Capasso premette: “L’associazione temporanea di imprese Consorzio Urbania vivere la città/Icaro consorzio cooperative sociali, in virtù del contratto (attualmente risolto) oggi è affetta da una risoluzione anticipata (del contratto di durata quinquennale), causa la cosiddetta informativa antimafia atipica emessa dalla prefettura di Caserta in data 12.07.2011 nei confronti della s.r.l Smart Projet (società facente parte dell’Ati).Tale misura interdittiva non postula l’accertamento probante di un evento criminoso come condizione di procedibilità, ma il pur minore e allo stesso modo preoccupante fenomeno di possibile evenienza che la ordinaria attività di impresa possa essere svolta in asse con gli interessi criminali. In virtù della quale, si inibisce il protrarsi dell’attività di azienda”. “E, fin qui – osserva il consigliere – quasi tutto normale”. “Ma – aggiunge – l’opinabilità nel bilanciamento degli interessi che induce la pubblica amministrazione a mantenere in essere il contratto fino alla prossima gara mi rende perplesso. Pur consapevole dell’orientamento prevalente della Corte di legittimità che, quando parla di “facoltà”; e cioè di un (così definito da Cass. civ. SS.UU. n.391/2011) “irrinunciabile potere autoritativo di valutazione discrezionale” dei requisiti del contraente al fine del mantenimento in vita del contratto può indurre la pubblica amministrazione a procrastinare e/o congelare gli effetti contrattuali”.

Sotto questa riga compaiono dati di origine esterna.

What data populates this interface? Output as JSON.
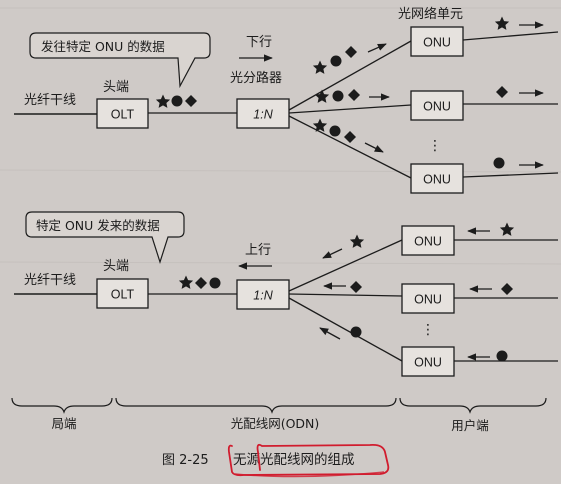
{
  "top": {
    "callout": "发往特定 ONU 的数据",
    "trunk_label": "光纤干线",
    "head_label": "头端",
    "olt": "OLT",
    "direction": "下行",
    "splitter_label": "光分路器",
    "splitter": "1:N",
    "onu_group_label": "光网络单元",
    "onus": [
      "ONU",
      "ONU",
      "ONU"
    ],
    "ellipsis": "⋮"
  },
  "bottom": {
    "callout": "特定 ONU 发来的数据",
    "trunk_label": "光纤干线",
    "head_label": "头端",
    "olt": "OLT",
    "direction": "上行",
    "splitter": "1:N",
    "onus": [
      "ONU",
      "ONU",
      "ONU"
    ],
    "ellipsis": "⋮"
  },
  "brackets": {
    "local": "局端",
    "odn": "光配线网(ODN)",
    "user": "用户端"
  },
  "caption": {
    "number": "图 2-25",
    "title": "无源光配线网的组成"
  },
  "colors": {
    "ink": "#1c1c1c",
    "paper": "#cfcac7",
    "box_fill": "#e6e2de",
    "highlight": "#d11c2e"
  },
  "icons": {
    "star": "star-icon",
    "circle": "circle-icon",
    "diamond": "diamond-icon",
    "arrow": "arrow-icon"
  }
}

“Nonostante tutto, delle riflessioni vanno fatte – dice il consigliere – specialmente in ordine alla proposta di deliberazione (che forma parte integrante della delibera di risoluzione anticipata del contratto) la quale, al punto 11, recita: una immediata e brusca interruzione (forse si è incorsi nell’errore di pensare che il contratto fosse una macchina), del primario servizio che trattasi, costituente elemento complementare e funzionale alla viabilità cittadina, potrebbe determinare inevitabili disagi (potrebbe o determina non si capisce) connessi al mancato controllo della sosta regolamentare con l’inevitabile riduzione della rotazione dell’uso degli spazi pubblici cioè destinati nonché l’incremento della sosta selvaggia connesso alla mancata costante disponibilità, assicurato dal rapporto contrattuale in essere, del servizio di rimozione coatta e blocco dei veicoli”.

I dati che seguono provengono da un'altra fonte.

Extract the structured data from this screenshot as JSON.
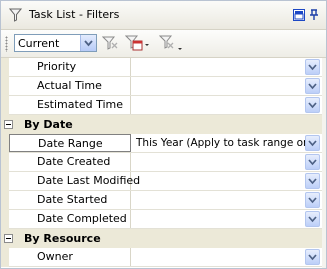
{
  "window": {
    "title": "Task List - Filters"
  },
  "toolbar": {
    "filter_combo_value": "Current"
  },
  "grid": {
    "rows": [
      {
        "type": "property",
        "name": "Priority",
        "value": ""
      },
      {
        "type": "property",
        "name": "Actual Time",
        "value": ""
      },
      {
        "type": "property",
        "name": "Estimated Time",
        "value": ""
      },
      {
        "type": "category",
        "name": "By Date"
      },
      {
        "type": "property",
        "name": "Date Range",
        "value": "This Year (Apply to task range only)",
        "selected": true
      },
      {
        "type": "property",
        "name": "Date Created",
        "value": ""
      },
      {
        "type": "property",
        "name": "Date Last Modified",
        "value": ""
      },
      {
        "type": "property",
        "name": "Date Started",
        "value": ""
      },
      {
        "type": "property",
        "name": "Date Completed",
        "value": ""
      },
      {
        "type": "category",
        "name": "By Resource"
      },
      {
        "type": "property",
        "name": "Owner",
        "value": ""
      }
    ]
  }
}
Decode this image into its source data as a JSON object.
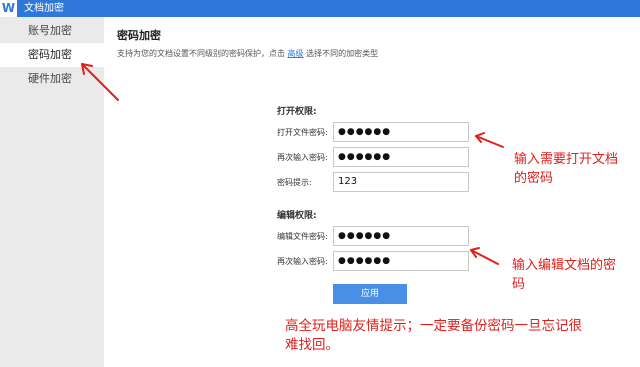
{
  "window": {
    "app_icon": "W",
    "title": "文档加密"
  },
  "sidebar": {
    "items": [
      {
        "label": "账号加密",
        "active": false
      },
      {
        "label": "密码加密",
        "active": true
      },
      {
        "label": "硬件加密",
        "active": false
      }
    ]
  },
  "main": {
    "section_title": "密码加密",
    "description_prefix": "支持为您的文档设置不同级别的密码保护，点击",
    "description_link": "高级",
    "description_suffix": "选择不同的加密类型",
    "open_group": {
      "label": "打开权限:",
      "password_label": "打开文件密码:",
      "password_value": "●●●●●●",
      "confirm_label": "再次输入密码:",
      "confirm_value": "●●●●●●",
      "hint_label": "密码提示:",
      "hint_value": "123"
    },
    "edit_group": {
      "label": "编辑权限:",
      "password_label": "编辑文件密码:",
      "password_value": "●●●●●●",
      "confirm_label": "再次输入密码:",
      "confirm_value": "●●●●●●"
    },
    "apply_label": "应用"
  },
  "annotations": {
    "open_note_line1": "输入需要打开文档",
    "open_note_line2": "的密码",
    "edit_note_line1": "输入编辑文档的密",
    "edit_note_line2": "码",
    "tip_line1": "高全玩电脑友情提示；一定要备份密码一旦忘记很",
    "tip_line2": "难找回。",
    "color": "#e0201a"
  },
  "colors": {
    "accent": "#2f78d9",
    "button": "#4a8fe7",
    "sidebar_bg": "#eaeaea"
  }
}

“Al di là dei miei limiti – continua Capasso – risulta difficile capire il significato del punto 11, della proposta di delibera. Si dice tutto il contrario di tutto, si contraddice da solo”. “Mi sembra più giusto e ragionevole il commento del primo cittadino che, consapevole che la misura interdittiva emessa dalla prefettura non è l’ultima parola, spiega che la prosecuzione del contratto è dovuta a salvaguardia dei posti di lavoro affinché non si pregiudichi nessuno e in sub ordine lascia alla giustizia amministrativa la risoluzione della problematica”, scrive Capasso. “In ultimo, – conclude Capasso – e non per questo meno importante, auspico che la prossima gara per l’affidamento della sosta a pagamento venga espletata senza ricorrere alla deroga del codice della strada (impropriamente) attribuendo alla città di Aversa una rilevanza architettonica particolare”.